Capítulo 3 - Sonhos moldados

51 2 10
                                    

5 de janeiro de 1937...

∞ Scarlett Bones

   Estou caminhando por um corredor que parece o túnel de um trem. Tem goteira e cheiro de mofo. O chão encharcado e com musgo me faz derrapar em alguns momentos. É escuro, mas eu consigo ver, até porque eu sou uma Demônio (a melhor de todos), obviamente que eu conseguiria enxergar a trilha de pétalas à minha frente. Engraçado, não são rosas Scarlet Carson, são lírios... lírios brancos como a neve. Estranho ver tal flor... Será um presságio?

   Ergo o olhar das flores para afrente. Vejo a silhueta de alguém. Uma mulher, de longuíssimos cabelos, que batem nos tornozelos as pontas cortadas em "v". Vou me aproximando em passos despreocupados (até que lerdos). Vejo que são madeixas brancas e ela veste roupas... espera... é... um homem? Ah... Acho que é o Desertor! Vou me aproximando e confirmo ser um homem ao perceber melhor as vestes. Terno negro como os abismos das pupilas de um Murk e uma pose tão introspecta! Chega a ser admirador, Sr. Desertor! Huhu...

   Meu pé chuta uma pedrinha do chão e isso estride um som pelo túnel imundo e solitário, frio como um cemitério. Za'Reon me aquece, ao menos. A lasca rola até os pés dele, mas, mesmo antes de esbarrar em seu calcanhar, já havia se alarmado com o barulho. Vira seu rosto lentamente para mim e vejo seus olhos verdes vibrantes iluminarem até de encontro com os meus vermelhos, escurecidos pelo breu deste lugar. Os meus estão como o sangue que brota na pele... enquanto os dele reluzem como faróis... É encantador! Percebo seu cenho franzir. Virando-se para mim, questiona:

- Quem é você?

   Sua voz é muito bonita. É cadenciada e atípica. Impõe-se como sua assinatura. De qualquer forma, sinto-me obrigada a responder, sem contar:

- Uma líder.

- Não posso te ver direito. Venha mais perto. – Ele espreme os olhos, tentando enxergar.
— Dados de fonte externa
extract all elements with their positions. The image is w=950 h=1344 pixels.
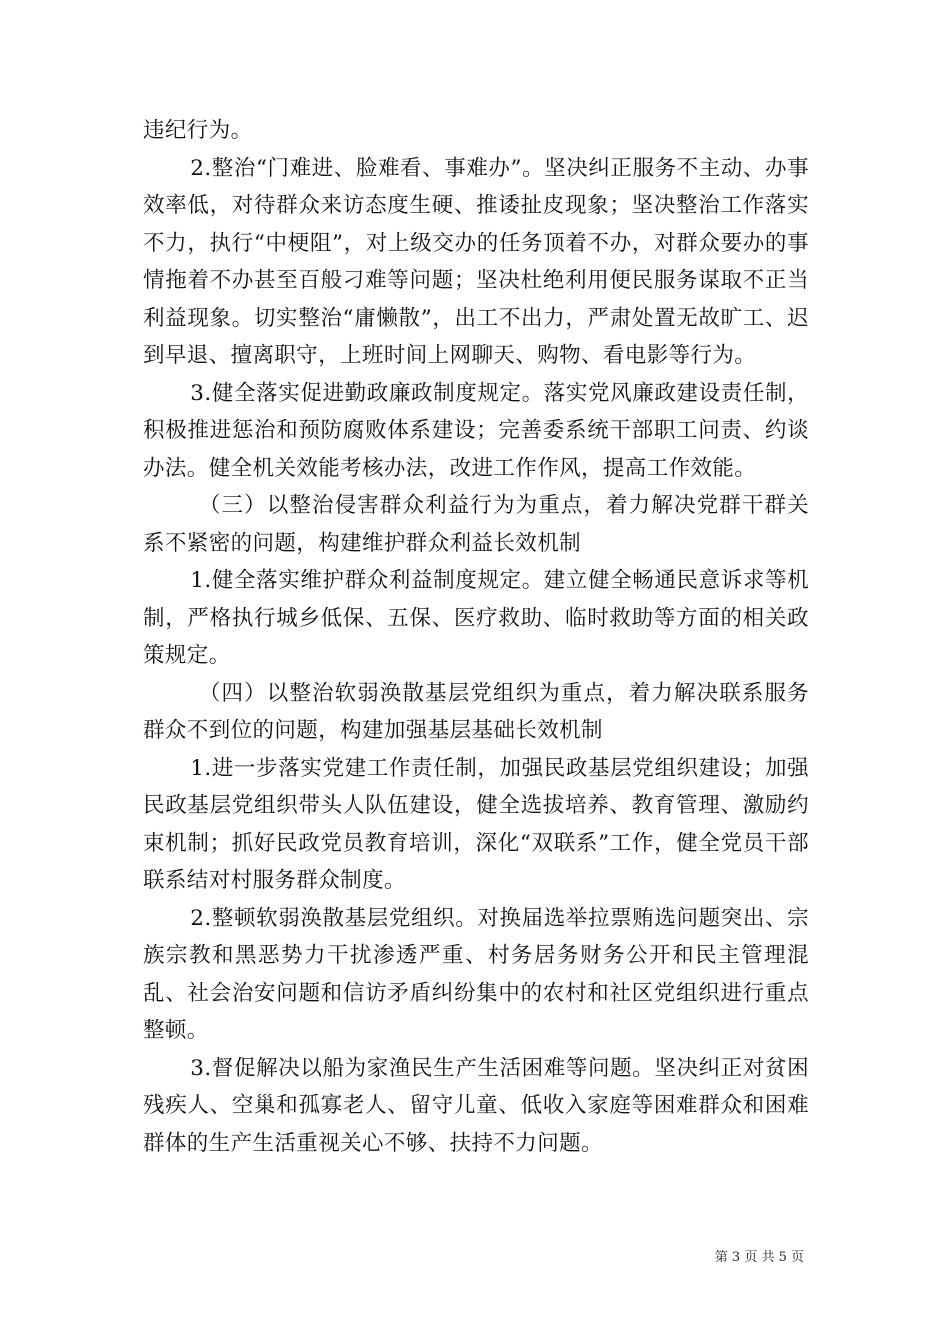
paragraph-continuation: 违纪行为。 <box>143 118 253 143</box>
paragraph-item-3: 3.督促解决以船为家渔民生产生活困难等问题。坚决纠正对贫困残疾人、空巢和孤寡老人、留守儿童、低收入家庭等困难群众和困难群体的生产生活重视关心不够、扶持不力问题。 <box>143 1055 809 1156</box>
page-number-footer: 第 3 页 共 5 页 <box>714 1250 804 1265</box>
section-heading-4: （四）以整治软弱涣散基层党组织为重点，着力解决联系服务群众不到位的问题，构建加强基层基础长效机制 <box>143 680 809 743</box>
paragraph-item-1: 1.健全落实维护群众利益制度规定。建立健全畅通民意诉求等机制，严格执行城乡低保、五保、医疗救助、临时救助等方面的相关政策规定。 <box>143 568 809 668</box>
section-heading-3: （三）以整治侵害群众利益行为为重点，着力解决党群干群关系不紧密的问题，构建维护群众利益长效机制 <box>143 493 809 556</box>
paragraph-item-3: 3.健全落实促进勤政廉政制度规定。落实党风廉政建设责任制，积极推进惩治和预防腐败体系建设；完善委系统干部职工问责、约谈办法。健全机关效能考核办法，改进工作作风，提高工作效能。 <box>143 380 809 481</box>
paragraph-item-2: 2.整顿软弱涣散基层党组织。对换届选举拉票贿选问题突出、宗族宗教和黑恶势力干扰渗透严重、村务居务财务公开和民主管理混乱、社会治安问题和信访矛盾纠纷集中的农村和社区党组织进行重点整顿。 <box>143 905 809 1043</box>
document-body <box>143 112 809 1162</box>
paragraph-item-2: 2.整治“门难进、脸难看、事难办”。坚决纠正服务不主动、办事效率低，对待群众来访态度生硬、推诿扯皮现象；坚决整治工作落实不力，执行“中梗阻”，对上级交办的任务顶着不办，对群众要办的事情拖着不办甚至百般刁难等问题；坚决杜绝利用便民服务谋取不正当利益现象。切实整治“庸懒散”，出工不出力，严肃处置无故旷工、迟到早退、擅离职守，上班时间上网聊天、购物、看电影等行为。 <box>143 155 809 368</box>
paragraph-item-1: 1.进一步落实党建工作责任制，加强民政基层党组织建设；加强民政基层党组织带头人队伍建设，健全选拔培养、教育管理、激励约束机制；抓好民政党员教育培训，深化“双联系”工作，健全党员干部联系结对村服务群众制度。 <box>143 755 809 893</box>
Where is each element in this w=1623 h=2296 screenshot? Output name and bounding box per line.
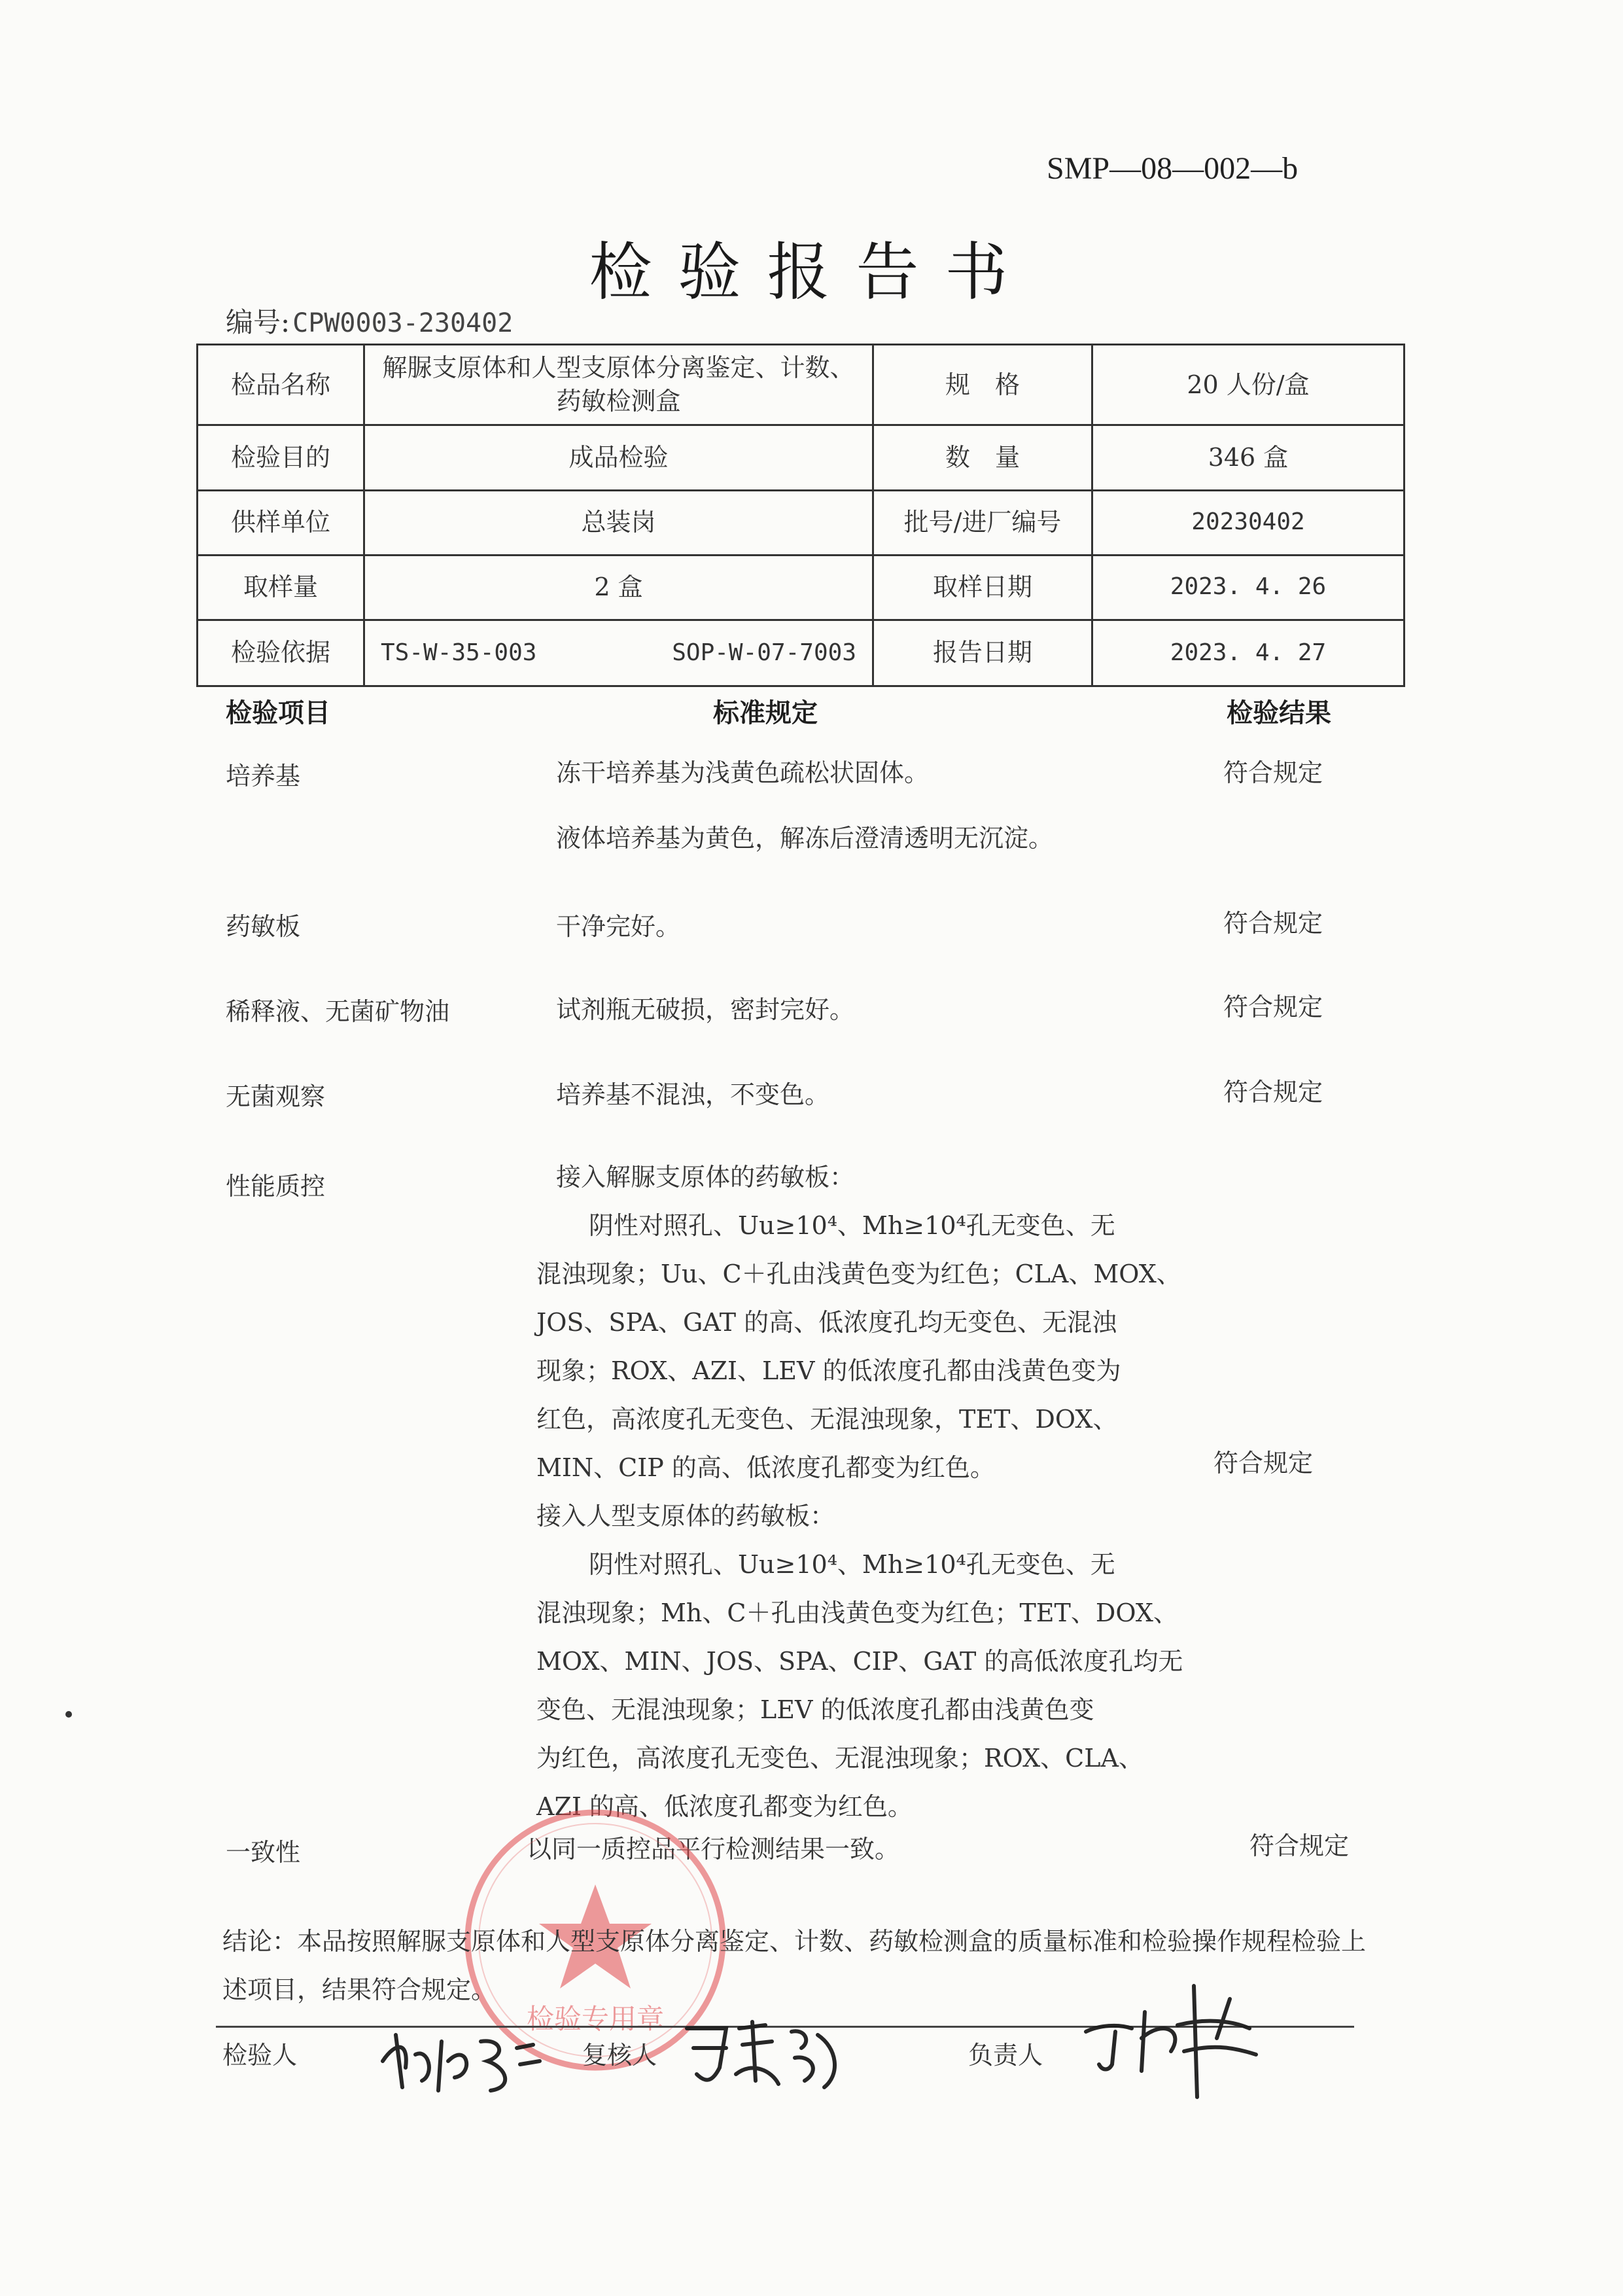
batch-value: 20230402 xyxy=(1092,490,1405,555)
performance-mh-line-5: 为红色，高浓度孔无变色、无混浊现象；ROX、CLA、 xyxy=(536,1744,1143,1773)
item-name-sterility: 无菌观察 xyxy=(226,1082,326,1111)
header-result: 检验结果 xyxy=(1227,698,1331,728)
header-standard: 标准规定 xyxy=(713,698,818,728)
batch-label: 批号/进厂编号 xyxy=(873,490,1092,555)
item-standard-sterility: 培养基不混浊，不变色。 xyxy=(556,1080,830,1109)
sample-date-label: 取样日期 xyxy=(873,555,1092,620)
item-result-medium: 符合规定 xyxy=(1223,758,1323,787)
performance-mh-head: 接入人型支原体的药敏板： xyxy=(536,1502,835,1530)
document-number: SMP—08—002—b xyxy=(1047,151,1299,186)
basis-label: 检验依据 xyxy=(198,620,364,686)
inspector-signature xyxy=(376,2015,546,2100)
item-result-consistency: 符合规定 xyxy=(1249,1831,1350,1860)
item-standard-consistency: 以同一质控品平行检测结果一致。 xyxy=(527,1835,900,1863)
item-name-performance: 性能质控 xyxy=(226,1172,326,1201)
serial-label: 编号: xyxy=(226,306,290,338)
basis-code-1: TS-W-35-003 xyxy=(381,639,537,666)
performance-uu-line-6: MIN、CIP 的高、低浓度孔都变为红色。 xyxy=(536,1453,995,1482)
quantity-label: 数 量 xyxy=(873,425,1092,490)
item-result-diluent: 符合规定 xyxy=(1223,993,1323,1021)
item-standard-plate: 干净完好。 xyxy=(556,912,681,941)
purpose-label: 检验目的 xyxy=(198,425,364,490)
purpose-value: 成品检验 xyxy=(364,425,873,490)
performance-uu-line-2: 混浊现象；Uu、C＋孔由浅黄色变为红色；CLA、MOX、 xyxy=(536,1260,1181,1288)
performance-uu-block xyxy=(536,1153,1204,1831)
reviewer-label: 复核人 xyxy=(582,2041,657,2070)
serial-value: CPW0003-230402 xyxy=(292,308,514,338)
reviewer-signature xyxy=(680,2009,850,2100)
performance-uu-line-3: JOS、SPA、GAT 的高、低浓度孔均无变色、无混浊 xyxy=(536,1308,1117,1337)
supplier-value: 总装岗 xyxy=(364,490,873,555)
supplier-label: 供样单位 xyxy=(198,490,364,555)
performance-uu-line-4: 现象；ROX、AZI、LEV 的低浓度孔都由浅黄色变为 xyxy=(536,1356,1121,1385)
performance-mh-line-1: 阴性对照孔、Uu≥10⁴、Mh≥10⁴孔无变色、无 xyxy=(589,1550,1115,1579)
sample-amount-value: 2 盒 xyxy=(364,555,873,620)
product-name: 解脲支原体和人型支原体分离鉴定、计数、药敏检测盒 xyxy=(364,345,873,425)
spec-label: 规 格 xyxy=(873,345,1092,425)
performance-uu-line-5: 红色，高浓度孔无变色、无混浊现象，TET、DOX、 xyxy=(536,1405,1118,1434)
item-standard-medium-1: 冻干培养基为浅黄色疏松状固体。 xyxy=(556,758,930,787)
spec-value: 20 人份/盒 xyxy=(1092,345,1405,425)
responsible-signature xyxy=(1079,1973,1276,2104)
item-standard-diluent: 试剂瓶无破损，密封完好。 xyxy=(556,995,855,1024)
sample-amount-label: 取样量 xyxy=(198,555,364,620)
sample-date-value: 2023. 4. 26 xyxy=(1092,555,1405,620)
svg-text:检验专用章: 检验专用章 xyxy=(526,2003,665,2035)
item-name-diluent: 稀释液、无菌矿物油 xyxy=(226,997,450,1026)
inspector-label: 检验人 xyxy=(222,2041,298,2070)
item-result-plate: 符合规定 xyxy=(1223,909,1323,938)
basis-value xyxy=(364,620,873,686)
basis-code-2: SOP-W-07-7003 xyxy=(672,639,856,666)
header-item: 检验项目 xyxy=(226,698,330,728)
info-table xyxy=(196,344,1405,687)
product-name-label: 检品名称 xyxy=(198,345,364,425)
scan-speck xyxy=(65,1711,72,1718)
item-result-performance: 符合规定 xyxy=(1213,1449,1314,1477)
performance-mh-line-2: 混浊现象；Mh、C＋孔由浅黄色变为红色；TET、DOX、 xyxy=(536,1598,1178,1627)
conclusion: 结论：本品按照解脲支原体和人型支原体分离鉴定、计数、药敏检测盒的质量标准和检验操作规程检验上述项目，结果符合规定。 xyxy=(222,1927,1367,2004)
report-date-label: 报告日期 xyxy=(873,620,1092,686)
item-name-consistency: 一致性 xyxy=(226,1838,301,1867)
performance-mh-line-3: MOX、MIN、JOS、SPA、CIP、GAT 的高低浓度孔均无 xyxy=(536,1647,1183,1676)
responsible-label: 负责人 xyxy=(968,2041,1043,2070)
quantity-value: 346 盒 xyxy=(1092,425,1405,490)
performance-uu-head: 接入解脲支原体的药敏板： xyxy=(556,1163,855,1192)
performance-mh-line-6: AZI 的高、低浓度孔都变为红色。 xyxy=(536,1792,913,1821)
performance-uu-line-1: 阴性对照孔、Uu≥10⁴、Mh≥10⁴孔无变色、无 xyxy=(589,1211,1115,1240)
item-result-sterility: 符合规定 xyxy=(1223,1078,1323,1106)
serial-number xyxy=(226,301,513,340)
performance-mh-line-4: 变色、无混浊现象；LEV 的低浓度孔都由浅黄色变 xyxy=(536,1695,1094,1724)
report-date-value: 2023. 4. 27 xyxy=(1092,620,1405,686)
item-name-medium: 培养基 xyxy=(226,762,301,790)
item-standard-medium-2: 液体培养基为黄色，解冻后澄清透明无沉淀。 xyxy=(556,824,1054,853)
item-name-plate: 药敏板 xyxy=(226,912,301,941)
page-title: 检验报告书 xyxy=(589,236,1034,309)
   Sinto que não devo, afinal, seria meu dever manter-me sigilosa. Dou um passo para trás.

- Não! – Ele estende a palma, querendo que eu não vá. – Por favor... É... É muito solitário aqui!

   Franzo o cenho.

- Não se importa com o que ou quem seja? Quer, somente, se enganar de que não está sozinho?

   Ele relaxa a postura.

- Não é enganação quando, de fato, há mais alguém presente.

   Bufo um riso contido.

- Às vezes, pode-se estar sozinho numa multidão.

   Ele entreabre os lábios, pronto para rebater algo, mas se rende com um sorriso ameno, contudo, tremendamente charmoso:

- É... É verdade.

   Suspiro e nego com a cabeça.

- Nada como a verdadeira solidão. Numa multidão, ainda pode parar um estranho e dizer qualquer coisa que seja, entretanto, quando se está sem ninguém, além de si mesmo, só resta a loucura para não se sentir insuficiente.
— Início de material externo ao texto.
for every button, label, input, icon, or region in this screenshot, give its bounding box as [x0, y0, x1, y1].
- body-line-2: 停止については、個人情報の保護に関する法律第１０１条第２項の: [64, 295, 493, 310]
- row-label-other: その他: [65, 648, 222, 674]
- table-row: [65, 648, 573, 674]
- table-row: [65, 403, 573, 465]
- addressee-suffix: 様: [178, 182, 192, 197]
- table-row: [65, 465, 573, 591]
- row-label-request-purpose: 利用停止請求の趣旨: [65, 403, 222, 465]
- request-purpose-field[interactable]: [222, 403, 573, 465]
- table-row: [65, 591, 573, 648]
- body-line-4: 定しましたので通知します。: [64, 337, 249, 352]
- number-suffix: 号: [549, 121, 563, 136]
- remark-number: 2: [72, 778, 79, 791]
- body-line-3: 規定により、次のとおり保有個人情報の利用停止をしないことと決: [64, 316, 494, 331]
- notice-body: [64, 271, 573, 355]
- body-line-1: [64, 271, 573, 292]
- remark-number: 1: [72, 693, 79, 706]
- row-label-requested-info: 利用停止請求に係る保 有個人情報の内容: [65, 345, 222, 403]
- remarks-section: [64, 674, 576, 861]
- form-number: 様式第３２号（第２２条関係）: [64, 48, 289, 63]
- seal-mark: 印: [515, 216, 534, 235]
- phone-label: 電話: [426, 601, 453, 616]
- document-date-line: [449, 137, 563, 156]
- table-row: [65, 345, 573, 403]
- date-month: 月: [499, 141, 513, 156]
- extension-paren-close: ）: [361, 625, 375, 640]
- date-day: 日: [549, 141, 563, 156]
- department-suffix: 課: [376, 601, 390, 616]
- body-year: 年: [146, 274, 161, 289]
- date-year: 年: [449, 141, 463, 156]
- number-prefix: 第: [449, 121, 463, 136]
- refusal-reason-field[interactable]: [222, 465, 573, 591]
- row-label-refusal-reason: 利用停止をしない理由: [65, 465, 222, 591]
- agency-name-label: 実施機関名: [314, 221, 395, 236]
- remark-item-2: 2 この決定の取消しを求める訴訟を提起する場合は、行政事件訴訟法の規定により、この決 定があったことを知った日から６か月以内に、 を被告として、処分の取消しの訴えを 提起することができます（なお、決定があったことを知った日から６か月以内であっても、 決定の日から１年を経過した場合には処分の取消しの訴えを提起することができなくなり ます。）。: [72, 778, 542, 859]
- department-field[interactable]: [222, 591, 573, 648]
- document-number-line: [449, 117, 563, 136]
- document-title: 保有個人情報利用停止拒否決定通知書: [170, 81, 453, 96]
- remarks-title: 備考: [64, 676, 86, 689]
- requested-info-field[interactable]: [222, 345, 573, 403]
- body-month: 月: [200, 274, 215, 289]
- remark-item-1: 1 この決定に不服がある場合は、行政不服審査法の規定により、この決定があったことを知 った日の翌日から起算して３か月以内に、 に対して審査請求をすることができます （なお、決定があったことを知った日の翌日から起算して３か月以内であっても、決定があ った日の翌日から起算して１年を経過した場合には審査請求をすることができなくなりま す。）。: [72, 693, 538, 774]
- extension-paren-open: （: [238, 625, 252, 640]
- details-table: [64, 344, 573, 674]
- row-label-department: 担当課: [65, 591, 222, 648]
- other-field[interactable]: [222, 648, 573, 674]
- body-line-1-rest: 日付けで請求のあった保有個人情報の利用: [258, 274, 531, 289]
   Ele faz uma expressão doída e abaixa a cabeça. Estendo as asas o quanto posso nesse lugar estreito, corto os pulsos, vendo aquele sangue brotar. Escorre quente e morre frio no chão tão congelante quanto. Miro o olhar no Desertor.

- Tire-me daqui... – Digo em voz alta, para a chama dentro de mim. - ...Sem senha desta vez!

   O fogo negro me envolve. Os olhos verdes do Desertor esbugalham e seus lábios tremem.